Cape Cod, MA, is in deep trouble amid soaring home prices, stalled construction, and a dwindling workforce, forcing local officials to sound the warning bells.
The Barnstable County Assembly of Delegates voted 14-1 on April 16 to adopt a resolution formally declaring a housing crisis on the Cape—the historic, impossibly picturesque vacation spot that is home to ocean beaches, quaint villages dotted with lobster shacks and craft shops, and the Kennedy family’s sprawling Hyannis Port compound.
Daniel Gessen, the Assembly deputy speaker and Falmouth, MA, delegate who co-sponsored the resolution, said the median price of a single-family home in the area has jumped a staggering 62% in four years, from $449,000 in 2019 to $739,000 in 2023.
According to more recent data from Realtor.com®, the median list price in Barnstable County, which encompasses Cape Cod and nearby islands, in March 2025 was $925,000, up just shy of 55% from $597,000 five years earlier.
For comparison, the median list price across Massachusetts was $798,000 in March, up more than 57% from $507,000 in March 2019.
“This place that we call home, this place that so many of us were lucky enough to be born into or to have found and fallen in love with, is slipping through our fingers,” Gessen said during the Assembly’s general meeting.
A family with two working parents would need to earn $210,000 annually to afford a typical home on the Cape, which is 2.5 times higher than the median household income in Barnstable County, according to the resolution.
“That’s not just unsustainable. That is a crisis,” warned Gessen.

(Realtor.com)
Cape Cod’s middle class priced out
Realtor.com senior economic research analyst Hannah Jones agrees with that assessment. In March, there were just 800 homes for sale in Barnstable County, less than half the roughly 2,200 available five years ago, she says. It is this lack of inventory that has led to skyrocketing prices in the area.
“Many local residents have been priced out of homeownership,” Jones explains. “A long-term lack of ample, affordable housing options could force some residents to leave the area in search of a better combination of job opportunities and budget-appropriate housing.”
The acute shortage of moderately priced properties on the Cape is also making it increasingly difficult for the area’s essential workers, including first responders and teachers, to find homes within their price range.
Some local schools have seen their enrollment numbers plummet in recent years, resulting in closures, because young families with children do not have the cash to continue living in the area and are forced to relocate, reported WHDH.
“We spent decades building a fortress that does everything in its power to protect property values,” said Gessen. “And in doing so, we’ve locked out the same people that we sought to create our communities with.

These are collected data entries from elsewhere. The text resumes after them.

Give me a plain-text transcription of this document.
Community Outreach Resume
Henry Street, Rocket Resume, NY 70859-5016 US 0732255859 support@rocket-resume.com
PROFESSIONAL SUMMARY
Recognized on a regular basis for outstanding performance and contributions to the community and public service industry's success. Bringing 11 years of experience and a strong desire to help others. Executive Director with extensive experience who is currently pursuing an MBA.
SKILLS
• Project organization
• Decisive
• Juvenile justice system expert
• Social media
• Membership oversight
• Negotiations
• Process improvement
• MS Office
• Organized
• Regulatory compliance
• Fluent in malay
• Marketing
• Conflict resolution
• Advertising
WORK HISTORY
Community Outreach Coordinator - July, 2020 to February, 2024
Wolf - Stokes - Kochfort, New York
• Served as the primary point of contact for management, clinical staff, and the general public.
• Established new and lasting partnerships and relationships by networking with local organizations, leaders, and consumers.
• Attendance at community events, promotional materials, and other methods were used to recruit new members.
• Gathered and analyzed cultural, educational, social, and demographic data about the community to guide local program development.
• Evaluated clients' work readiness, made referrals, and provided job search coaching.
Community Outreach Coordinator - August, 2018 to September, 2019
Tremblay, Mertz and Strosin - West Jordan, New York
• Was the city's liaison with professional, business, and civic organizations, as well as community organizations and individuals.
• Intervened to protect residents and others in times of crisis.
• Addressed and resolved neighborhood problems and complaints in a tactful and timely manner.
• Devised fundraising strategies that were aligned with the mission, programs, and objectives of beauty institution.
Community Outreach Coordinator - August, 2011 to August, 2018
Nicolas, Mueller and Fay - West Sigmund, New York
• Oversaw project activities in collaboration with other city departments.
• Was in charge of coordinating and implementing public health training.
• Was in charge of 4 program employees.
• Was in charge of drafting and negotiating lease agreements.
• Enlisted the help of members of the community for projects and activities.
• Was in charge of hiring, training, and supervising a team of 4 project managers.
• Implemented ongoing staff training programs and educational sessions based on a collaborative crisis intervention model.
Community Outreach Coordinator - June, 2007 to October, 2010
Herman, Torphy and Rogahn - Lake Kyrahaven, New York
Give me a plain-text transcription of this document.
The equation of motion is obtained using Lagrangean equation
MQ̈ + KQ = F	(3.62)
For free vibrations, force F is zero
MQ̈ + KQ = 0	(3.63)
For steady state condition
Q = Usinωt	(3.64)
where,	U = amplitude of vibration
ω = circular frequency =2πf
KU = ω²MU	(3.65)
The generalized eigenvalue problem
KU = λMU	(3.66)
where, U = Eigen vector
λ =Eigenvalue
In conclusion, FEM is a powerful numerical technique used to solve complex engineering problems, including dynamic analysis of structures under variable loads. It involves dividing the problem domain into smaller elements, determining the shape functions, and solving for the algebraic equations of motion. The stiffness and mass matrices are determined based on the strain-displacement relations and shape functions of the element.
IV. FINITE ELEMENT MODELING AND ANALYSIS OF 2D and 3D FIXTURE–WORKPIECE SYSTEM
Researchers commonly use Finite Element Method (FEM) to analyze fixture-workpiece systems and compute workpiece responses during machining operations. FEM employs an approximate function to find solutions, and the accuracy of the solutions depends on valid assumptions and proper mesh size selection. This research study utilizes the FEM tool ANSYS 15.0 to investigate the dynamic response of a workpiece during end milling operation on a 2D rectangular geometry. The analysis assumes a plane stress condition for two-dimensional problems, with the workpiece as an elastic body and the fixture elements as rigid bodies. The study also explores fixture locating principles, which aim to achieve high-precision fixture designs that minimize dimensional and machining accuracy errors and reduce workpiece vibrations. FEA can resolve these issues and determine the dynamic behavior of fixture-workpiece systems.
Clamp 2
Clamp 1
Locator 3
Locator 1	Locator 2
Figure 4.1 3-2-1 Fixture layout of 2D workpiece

The result is a community that is being quietly, but relentlessly, hollowed out.”
How to solve Cape Cod’s housing problems
The new resolution calls on County Administrator Michael Dutton, overseen by the Barnstable County Board of Regional Commissioners, to create a working group of housing, environmental, and municipal leaders to come up with “actionable recommendation” on how to address the Cape’s housing woes.
“We’re not building our way out of this,” said Mashpee delegate Michaela Wyman-Colombo, a co-sponsor of the measure, seemingly alluding to the fact that close to 86% of the local land is already developed.
What’s more, about a third of the Cape’s entire home stock is seasonal, according to the local Chamber of Commerce. That means that 35% of all the dwellings in the area are used as short-term vacation rentals during the peak summer and fall seasons.
The rest of the year, many of those properties stand empty, even as the Cape’s year-round residents are struggling to find homes they could afford.
Some of the proposed solutions to Cape Cod’s problems that are being considered include building affordable housing on the area’s scant remaining land and offering low-interest loans to first-time homebuyers.
Additional options, first outlined in the Cape Cod Commission’s Regional Housing Strategy in May 2024, include low or no-cost loans for accessory dwelling units, financial incentives to convert year-round housing, changing zoning to allow for multifamily housing, and streamlined permitting.
Brewster delegate Karl Fryzel, who voted in favor of the housing crisis resolution, stressed that merely examining the problem won’t be enough.
“We don’t need another study,” he said during last week’s meeting. “To be successful, this working group is going to need to take some action in the short term.”